Diana looked a bit uncomfortable. “Well, enjoy your tea. And your book.”
He swallowed, nodding. “Thank you. Enjoy your book too.” She walked back to the counter. Anthony looked out the window, smiling to himself. A storm was mixing its paints in the palette of the wide Texas sky, preparing to paint puddles along the dry asphalt outside. Anthony closed his eyes, basking in his thoughts. How good it was to see the rain, to feel the wet, to hear the wind, and to know how beautiful it was; how beautiful again to combine the goodness with its explanation, to know the facts behind the sky, how the heat creates the wind creates the storm. “Scientists,” he thought, “enjoy the world twice more than those who leave the explanations to their gods.”

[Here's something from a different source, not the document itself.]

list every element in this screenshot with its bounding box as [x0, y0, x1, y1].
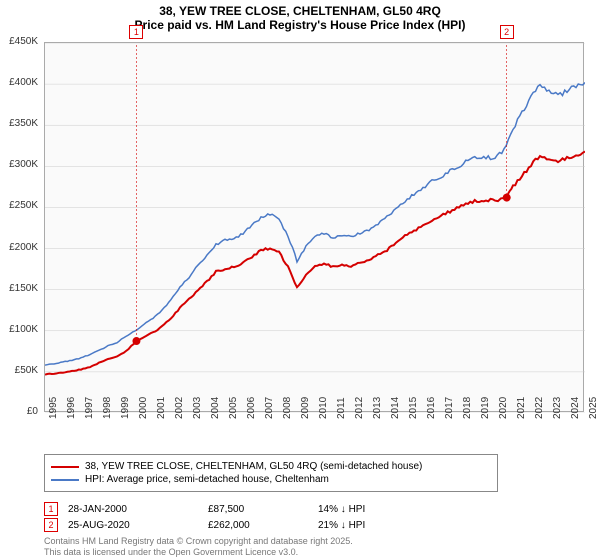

Diana’s hands trembled slightly as she steamed the milk for yet another order. Why had she said nothing? Even worse, he, Anthony, had read the entire Book, and she, a Christian, hadn’t even heard of some stories. She had to do something, but… it was scary – terrifying, even, to approach him with so little intellectual weaponry when he obviously was prepared to squash her arguments. “God,” she thought, “I can’t do this, at least not alone. Do you really want me to talk to him about you?” She listened. What was supposed to happen? Diana cursed herself for her ignorance. “And I call myself a Christian.” she muttered. She listened… what? Harder? She listened for anything as she waited for the espresso machine to heat up. “What am I waiting for?” The voice was almost imperceptible. “What are you waiting for?” It was louder. The thought grew and grew. This is my answer, she thought. I know what to do.
In the end, Anthony never became a Christian, despite Diana’s efforts. But they did become friends. Anthony continued to look behind the sky at the explanations, and gathered them up until he died.
Diana learned to look even further. She knew the artist behind the explanations, and knew him after she died.